Income has been affected on a number of fronts, such as lending margin pressure and lower deposit balances as customers search for higher rates of return after years in the doldrums. Nonetheless, the situation appears to be stabilising and the group has pointed to the fact that both net lending and customer deposits rose in the quarter. Of course, it remains to be seen whether this trend becomes established.
The increase in loans also gives a nod to potential customer defaults, with a further provision of £93 million, although the number remains significantly lower than some of its peers. It may also reflect the generally lower risk loan book which the bank runs and NatWest has itself stated that levels of default are low and stable. previously describing its own “intelligent approach to risk” as including a proactive attitude for those customers who may be approaching some level of financial strain, such that the new provision is a prudent move in the circumstances.
In relative terms, there were also other pockets of positive surprises. Net Interest Income of £2.65 billion, while 8.6% lower, was ahead of the guided £2.56 billion and the Net Interest Margin of 2.05% was ahead of both consensus as well as the previous quarter’s 1.99% number. A Return on Tangible Equity of 14.2% fell from 19.8%, but nonetheless was ahead of the ROTE figures which have been reported by competitors so far this season.
Given the backdrop, the balance sheet remains in rude health. A capital cushion, or CET1 ratio of 13.5% is comfortably ahead of the bank’s own target, while a cost/income ratio of 58.4% suggest an ongoing focus on efficiency. Indeed, the increasing migration of customers to digital platforms and the subsequent reduction in branch footprint are clearly playing into reducing costs, with the bank previously reporting that 9.8 million customers were now using its mobile app and that 94% of its customers’ needs are now being met digitally, as compared to 53% in 2019. In addition, while there was no updates on potential share buybacks at this stage as expected, a dividend yield of 5.9% is relatively punch compared to the rest of the sector.
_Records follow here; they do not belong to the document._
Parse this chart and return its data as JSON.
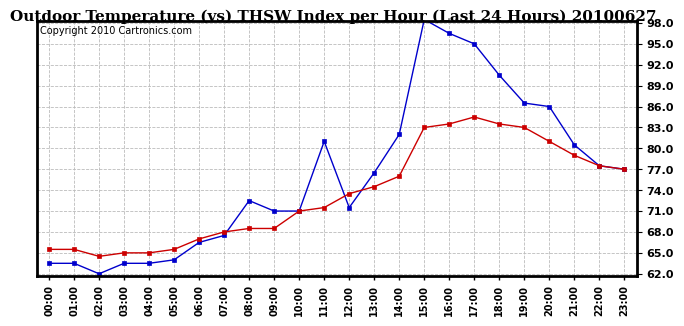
{
  "title": "Outdoor Temperature (vs) THSW Index per Hour (Last 24 Hours) 20100627",
  "copyright": "Copyright 2010 Cartronics.com",
  "hours": [
    "00:00",
    "01:00",
    "02:00",
    "03:00",
    "04:00",
    "05:00",
    "06:00",
    "07:00",
    "08:00",
    "09:00",
    "10:00",
    "11:00",
    "12:00",
    "13:00",
    "14:00",
    "15:00",
    "16:00",
    "17:00",
    "18:00",
    "19:00",
    "20:00",
    "21:00",
    "22:00",
    "23:00"
  ],
  "temp_red": [
    65.5,
    65.5,
    64.5,
    65.0,
    65.0,
    65.5,
    67.0,
    68.0,
    68.5,
    68.5,
    71.0,
    71.5,
    73.5,
    74.5,
    76.0,
    83.0,
    83.5,
    84.5,
    83.5,
    83.0,
    81.0,
    79.0,
    77.5,
    77.0
  ],
  "thsw_blue": [
    63.5,
    63.5,
    62.0,
    63.5,
    63.5,
    64.0,
    66.5,
    67.5,
    72.5,
    71.0,
    71.0,
    81.0,
    71.5,
    76.5,
    82.0,
    98.5,
    96.5,
    95.0,
    90.5,
    86.5,
    86.0,
    80.5,
    77.5,
    77.0
  ],
  "ylim_min": 62.0,
  "ylim_max": 98.0,
  "yticks": [
    62.0,
    65.0,
    68.0,
    71.0,
    74.0,
    77.0,
    80.0,
    83.0,
    86.0,
    89.0,
    92.0,
    95.0,
    98.0
  ],
  "bg_color": "#ffffff",
  "plot_bg": "#ffffff",
  "grid_color": "#bbbbbb",
  "red_color": "#cc0000",
  "blue_color": "#0000cc",
  "title_color": "#000000",
  "border_color": "#000000",
  "title_fontsize": 11,
  "tick_fontsize": 8,
  "copyright_fontsize": 7
}
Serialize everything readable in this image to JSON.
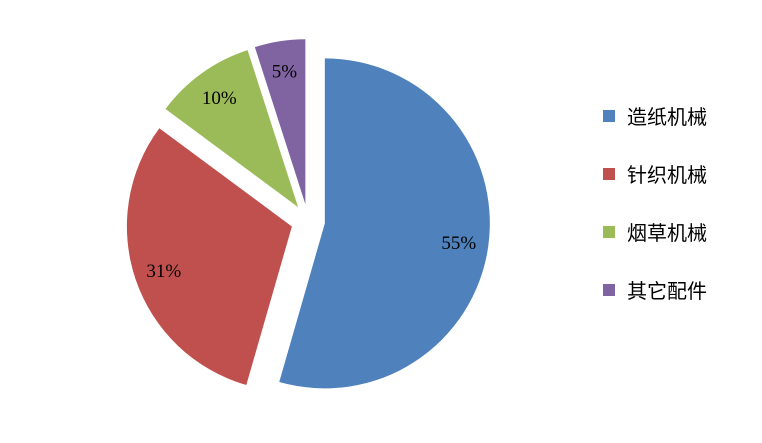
{
  "chart_data": {
    "type": "pie",
    "exploded": true,
    "legend_position": "right",
    "categories": [
      "造纸机械",
      "针织机械",
      "烟草机械",
      "其它配件"
    ],
    "values": [
      55,
      31,
      10,
      5
    ],
    "labels": [
      "55%",
      "31%",
      "10%",
      "5%"
    ],
    "colors": [
      "#4F81BD",
      "#C0504D",
      "#9BBB59",
      "#8064A2"
    ]
  }
}
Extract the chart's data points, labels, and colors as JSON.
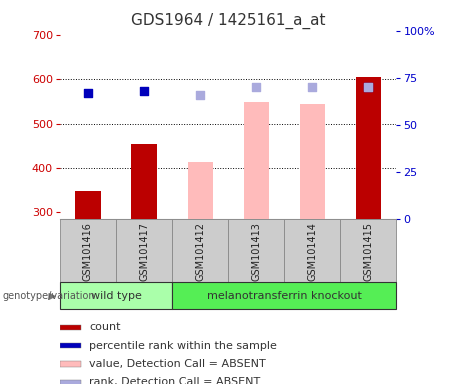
{
  "title": "GDS1964 / 1425161_a_at",
  "samples": [
    "GSM101416",
    "GSM101417",
    "GSM101412",
    "GSM101413",
    "GSM101414",
    "GSM101415"
  ],
  "ylim_left": [
    285,
    710
  ],
  "ylim_right": [
    0,
    100
  ],
  "left_ticks": [
    300,
    400,
    500,
    600,
    700
  ],
  "right_ticks": [
    0,
    25,
    50,
    75,
    100
  ],
  "right_tick_labels": [
    "0",
    "25",
    "50",
    "75",
    "100%"
  ],
  "bar_bottom": 285,
  "count_values": [
    348,
    455,
    null,
    null,
    null,
    605
  ],
  "count_color": "#bb0000",
  "count_absent_values": [
    null,
    null,
    413,
    548,
    545,
    null
  ],
  "count_absent_color": "#ffbbbb",
  "rank_solid_values": [
    67,
    68,
    null,
    null,
    null,
    70
  ],
  "rank_solid_color": "#0000bb",
  "rank_absent_values": [
    null,
    null,
    66,
    70,
    70,
    70
  ],
  "rank_absent_color": "#aaaadd",
  "bar_width": 0.45,
  "marker_size": 40,
  "legend_entries": [
    {
      "color": "#bb0000",
      "label": "count"
    },
    {
      "color": "#0000bb",
      "label": "percentile rank within the sample"
    },
    {
      "color": "#ffbbbb",
      "label": "value, Detection Call = ABSENT"
    },
    {
      "color": "#aaaadd",
      "label": "rank, Detection Call = ABSENT"
    }
  ],
  "left_color": "#cc0000",
  "right_color": "#0000cc",
  "grid_color": "#000000",
  "font_size_title": 11,
  "font_size_ticks": 8,
  "font_size_legend": 8,
  "font_size_genotype": 8,
  "font_size_sample": 7,
  "wt_color": "#aaffaa",
  "ko_color": "#55ee55",
  "cell_color": "#cccccc",
  "cell_edge": "#888888"
}
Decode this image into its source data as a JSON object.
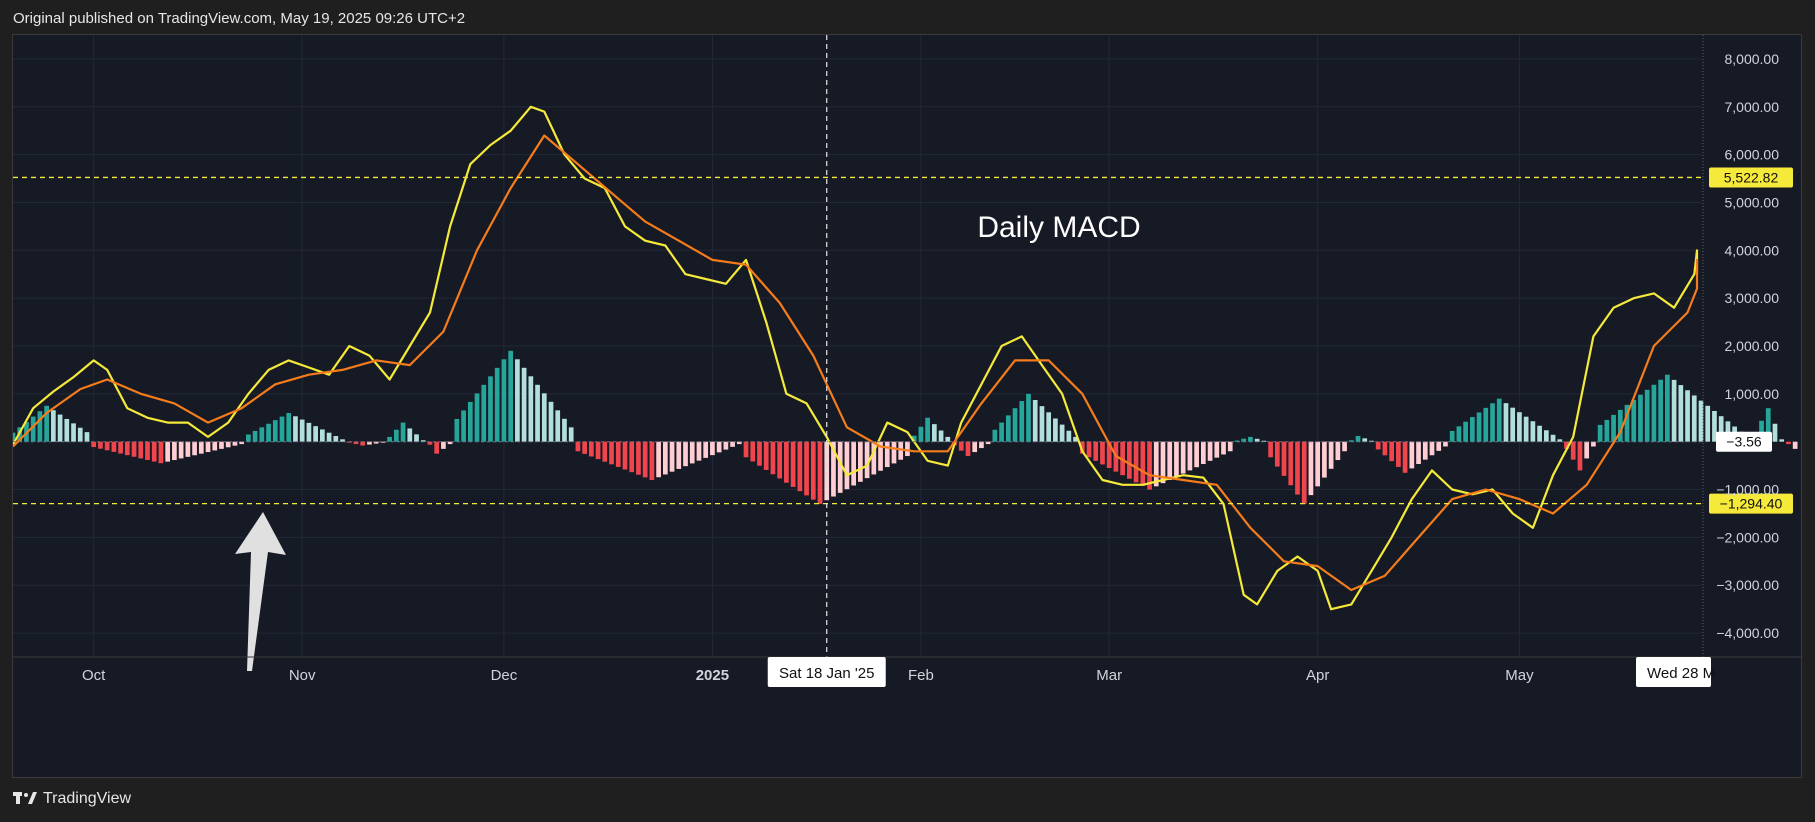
{
  "header": {
    "published": "Original published on TradingView.com, May 19, 2025 09:26 UTC+2"
  },
  "footer": {
    "brand": "TradingView"
  },
  "colors": {
    "bg": "#161a25",
    "grid": "#232838",
    "macd": "#f5e93a",
    "signal": "#f57c1b",
    "hist_pos_strong": "#26a69a",
    "hist_pos_weak": "#b2dfdb",
    "hist_neg_strong": "#f0454d",
    "hist_neg_weak": "#ffcdd2",
    "hline": "#f5e93a"
  },
  "chart_data": {
    "type": "line",
    "title": "Daily MACD",
    "y_ticks": [
      8000,
      7000,
      6000,
      5000,
      4000,
      3000,
      2000,
      1000,
      -1000,
      -2000,
      -3000,
      -4000
    ],
    "y_tick_labels": [
      "8,000.00",
      "7,000.00",
      "6,000.00",
      "5,000.00",
      "4,000.00",
      "3,000.00",
      "2,000.00",
      "1,000.00",
      "−1,000.00",
      "−2,000.00",
      "−3,000.00",
      "−4,000.00"
    ],
    "ylim": [
      -4500,
      8500
    ],
    "x_range": [
      "2024-09-19",
      "2025-05-28"
    ],
    "x_ticks": [
      {
        "date": "2024-10-01",
        "label": "Oct",
        "bold": false
      },
      {
        "date": "2024-11-01",
        "label": "Nov",
        "bold": false
      },
      {
        "date": "2024-12-01",
        "label": "Dec",
        "bold": false
      },
      {
        "date": "2025-01-01",
        "label": "2025",
        "bold": true
      },
      {
        "date": "2025-02-01",
        "label": "Feb",
        "bold": false
      },
      {
        "date": "2025-03-01",
        "label": "Mar",
        "bold": false
      },
      {
        "date": "2025-04-01",
        "label": "Apr",
        "bold": false
      },
      {
        "date": "2025-05-01",
        "label": "May",
        "bold": false
      }
    ],
    "crosshair": {
      "date": "2025-01-18",
      "label": "Sat 18 Jan '25"
    },
    "end_marker": {
      "date": "2025-05-28",
      "label": "Wed 28 M"
    },
    "horizontal_lines": [
      {
        "value": 5522.82,
        "label": "5,522.82"
      },
      {
        "value": -1294.4,
        "label": "−1,294.40"
      }
    ],
    "zero_label": "−3.56",
    "series": [
      {
        "name": "MACD",
        "points": [
          [
            "2024-09-19",
            -60
          ],
          [
            "2024-09-22",
            700
          ],
          [
            "2024-09-25",
            1050
          ],
          [
            "2024-09-28",
            1350
          ],
          [
            "2024-10-01",
            1700
          ],
          [
            "2024-10-03",
            1500
          ],
          [
            "2024-10-06",
            700
          ],
          [
            "2024-10-09",
            500
          ],
          [
            "2024-10-12",
            400
          ],
          [
            "2024-10-15",
            400
          ],
          [
            "2024-10-18",
            100
          ],
          [
            "2024-10-21",
            400
          ],
          [
            "2024-10-24",
            1000
          ],
          [
            "2024-10-27",
            1500
          ],
          [
            "2024-10-30",
            1700
          ],
          [
            "2024-11-02",
            1550
          ],
          [
            "2024-11-05",
            1400
          ],
          [
            "2024-11-08",
            2000
          ],
          [
            "2024-11-11",
            1800
          ],
          [
            "2024-11-14",
            1300
          ],
          [
            "2024-11-17",
            2000
          ],
          [
            "2024-11-20",
            2700
          ],
          [
            "2024-11-23",
            4500
          ],
          [
            "2024-11-26",
            5800
          ],
          [
            "2024-11-29",
            6200
          ],
          [
            "2024-12-02",
            6500
          ],
          [
            "2024-12-05",
            7000
          ],
          [
            "2024-12-07",
            6900
          ],
          [
            "2024-12-10",
            6000
          ],
          [
            "2024-12-13",
            5500
          ],
          [
            "2024-12-16",
            5300
          ],
          [
            "2024-12-19",
            4500
          ],
          [
            "2024-12-22",
            4200
          ],
          [
            "2024-12-25",
            4100
          ],
          [
            "2024-12-28",
            3500
          ],
          [
            "2024-12-31",
            3400
          ],
          [
            "2025-01-03",
            3300
          ],
          [
            "2025-01-06",
            3800
          ],
          [
            "2025-01-09",
            2500
          ],
          [
            "2025-01-12",
            1000
          ],
          [
            "2025-01-15",
            800
          ],
          [
            "2025-01-18",
            100
          ],
          [
            "2025-01-21",
            -700
          ],
          [
            "2025-01-24",
            -500
          ],
          [
            "2025-01-27",
            400
          ],
          [
            "2025-01-30",
            200
          ],
          [
            "2025-02-02",
            -400
          ],
          [
            "2025-02-05",
            -500
          ],
          [
            "2025-02-07",
            400
          ],
          [
            "2025-02-10",
            1200
          ],
          [
            "2025-02-13",
            2000
          ],
          [
            "2025-02-16",
            2200
          ],
          [
            "2025-02-19",
            1600
          ],
          [
            "2025-02-22",
            1000
          ],
          [
            "2025-02-25",
            -200
          ],
          [
            "2025-02-28",
            -800
          ],
          [
            "2025-03-03",
            -900
          ],
          [
            "2025-03-06",
            -900
          ],
          [
            "2025-03-09",
            -800
          ],
          [
            "2025-03-12",
            -700
          ],
          [
            "2025-03-15",
            -750
          ],
          [
            "2025-03-18",
            -1300
          ],
          [
            "2025-03-21",
            -3200
          ],
          [
            "2025-03-23",
            -3400
          ],
          [
            "2025-03-26",
            -2700
          ],
          [
            "2025-03-29",
            -2400
          ],
          [
            "2025-04-01",
            -2700
          ],
          [
            "2025-04-03",
            -3500
          ],
          [
            "2025-04-06",
            -3400
          ],
          [
            "2025-04-09",
            -2700
          ],
          [
            "2025-04-12",
            -2000
          ],
          [
            "2025-04-15",
            -1200
          ],
          [
            "2025-04-18",
            -600
          ],
          [
            "2025-04-21",
            -1000
          ],
          [
            "2025-04-24",
            -1100
          ],
          [
            "2025-04-27",
            -1000
          ],
          [
            "2025-04-30",
            -1500
          ],
          [
            "2025-05-03",
            -1800
          ],
          [
            "2025-05-06",
            -700
          ],
          [
            "2025-05-09",
            100
          ],
          [
            "2025-05-12",
            2200
          ],
          [
            "2025-05-15",
            2800
          ],
          [
            "2025-05-18",
            3000
          ],
          [
            "2025-05-21",
            3100
          ],
          [
            "2025-05-24",
            2800
          ],
          [
            "2025-05-27",
            3500
          ],
          [
            "2025-05-30",
            4000
          ],
          [
            "2025-06-02",
            4000
          ],
          [
            "2025-06-05",
            3900
          ],
          [
            "2025-06-08",
            3600
          ],
          [
            "2025-06-10",
            3500
          ]
        ]
      },
      {
        "name": "Signal",
        "points": [
          [
            "2024-09-19",
            -100
          ],
          [
            "2024-09-24",
            600
          ],
          [
            "2024-09-29",
            1100
          ],
          [
            "2024-10-03",
            1300
          ],
          [
            "2024-10-08",
            1000
          ],
          [
            "2024-10-13",
            800
          ],
          [
            "2024-10-18",
            400
          ],
          [
            "2024-10-23",
            700
          ],
          [
            "2024-10-28",
            1200
          ],
          [
            "2024-11-02",
            1400
          ],
          [
            "2024-11-07",
            1500
          ],
          [
            "2024-11-12",
            1700
          ],
          [
            "2024-11-17",
            1600
          ],
          [
            "2024-11-22",
            2300
          ],
          [
            "2024-11-27",
            4000
          ],
          [
            "2024-12-02",
            5300
          ],
          [
            "2024-12-07",
            6400
          ],
          [
            "2024-12-12",
            5800
          ],
          [
            "2024-12-17",
            5200
          ],
          [
            "2024-12-22",
            4600
          ],
          [
            "2024-12-27",
            4200
          ],
          [
            "2025-01-01",
            3800
          ],
          [
            "2025-01-06",
            3700
          ],
          [
            "2025-01-11",
            2900
          ],
          [
            "2025-01-16",
            1800
          ],
          [
            "2025-01-21",
            300
          ],
          [
            "2025-01-26",
            -100
          ],
          [
            "2025-01-31",
            -200
          ],
          [
            "2025-02-05",
            -200
          ],
          [
            "2025-02-10",
            800
          ],
          [
            "2025-02-15",
            1700
          ],
          [
            "2025-02-20",
            1700
          ],
          [
            "2025-02-25",
            1000
          ],
          [
            "2025-03-02",
            -300
          ],
          [
            "2025-03-07",
            -700
          ],
          [
            "2025-03-12",
            -800
          ],
          [
            "2025-03-17",
            -900
          ],
          [
            "2025-03-22",
            -1800
          ],
          [
            "2025-03-27",
            -2500
          ],
          [
            "2025-04-01",
            -2600
          ],
          [
            "2025-04-06",
            -3100
          ],
          [
            "2025-04-11",
            -2800
          ],
          [
            "2025-04-16",
            -2000
          ],
          [
            "2025-04-21",
            -1200
          ],
          [
            "2025-04-26",
            -1000
          ],
          [
            "2025-05-01",
            -1200
          ],
          [
            "2025-05-06",
            -1500
          ],
          [
            "2025-05-11",
            -900
          ],
          [
            "2025-05-16",
            200
          ],
          [
            "2025-05-21",
            2000
          ],
          [
            "2025-05-26",
            2700
          ],
          [
            "2025-05-31",
            3200
          ],
          [
            "2025-06-05",
            3800
          ],
          [
            "2025-06-10",
            3700
          ]
        ]
      }
    ],
    "histogram": [
      {
        "start": "2024-09-19",
        "end": "2024-10-01",
        "peak": 750,
        "end_value": 200
      },
      {
        "start": "2024-10-01",
        "end": "2024-10-24",
        "peak": -450,
        "end_value": -50
      },
      {
        "start": "2024-10-24",
        "end": "2024-11-08",
        "peak": 600,
        "end_value": 50
      },
      {
        "start": "2024-11-08",
        "end": "2024-11-14",
        "peak": -80,
        "end_value": -20
      },
      {
        "start": "2024-11-14",
        "end": "2024-11-20",
        "peak": 400,
        "end_value": 30
      },
      {
        "start": "2024-11-20",
        "end": "2024-11-24",
        "peak": -250,
        "end_value": -50
      },
      {
        "start": "2024-11-24",
        "end": "2024-12-12",
        "peak": 1900,
        "end_value": 300
      },
      {
        "start": "2024-12-12",
        "end": "2025-01-06",
        "peak": -800,
        "end_value": -50
      },
      {
        "start": "2025-01-06",
        "end": "2025-01-31",
        "peak": -1300,
        "end_value": -300
      },
      {
        "start": "2025-01-31",
        "end": "2025-02-06",
        "peak": 500,
        "end_value": 100
      },
      {
        "start": "2025-02-06",
        "end": "2025-02-12",
        "peak": -300,
        "end_value": -50
      },
      {
        "start": "2025-02-12",
        "end": "2025-02-25",
        "peak": 1000,
        "end_value": 100
      },
      {
        "start": "2025-02-25",
        "end": "2025-03-20",
        "peak": -1000,
        "end_value": -200
      },
      {
        "start": "2025-03-20",
        "end": "2025-03-25",
        "peak": 100,
        "end_value": 20
      },
      {
        "start": "2025-03-25",
        "end": "2025-04-06",
        "peak": -1300,
        "end_value": -200
      },
      {
        "start": "2025-04-06",
        "end": "2025-04-10",
        "peak": 120,
        "end_value": 20
      },
      {
        "start": "2025-04-10",
        "end": "2025-04-21",
        "peak": -650,
        "end_value": -100
      },
      {
        "start": "2025-04-21",
        "end": "2025-05-08",
        "peak": 900,
        "end_value": 50
      },
      {
        "start": "2025-05-08",
        "end": "2025-05-13",
        "peak": -600,
        "end_value": -100
      },
      {
        "start": "2025-05-13",
        "end": "2025-06-05",
        "peak": 1400,
        "end_value": 100
      },
      {
        "start": "2025-06-05",
        "end": "2025-06-10",
        "peak": 700,
        "end_value": 50
      },
      {
        "start": "2025-06-10",
        "end": "2025-06-12",
        "peak": -200,
        "end_value": -150
      }
    ]
  }
}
The Commercial & Institutional unit, which accounted for 58% of the operating profit played a strong hand in the quarter, with growth coming from “multiple sectors” including an increase in lending and strong capital markets, and a ROTE of 14.6%. This led to operating profit of £769 million for the quarter, compared to £725 million in the final quarter of last year, while a mild reduction to customer deposits did little to blight the overall performance.
There had perhaps been an expectation that there would be an update on the potential retail offer for the government’s remaining stake in NatWest, which now stands at around 30%. Instead, the group stated that it was pleased with the recent momentum in reduction of the stake, edging towards the “shared ambition” of returning NatWest to private ownership. Even so, there is much for investors to appreciate in a generally strong set of numbers, which has received a warm welcome in opening exchanges. The share price bounce adds to a net increase of 8% over the last year, as compared to a gain of 2.9% for the wider FTSE100, and is further evidence of the momentum which has propelled the price by 40% in the last six months alone. NatWest has again delivered an outcome which should mean that it retains its spot as the preferred play on the sector, with a market consensus which comes in at a strong buy.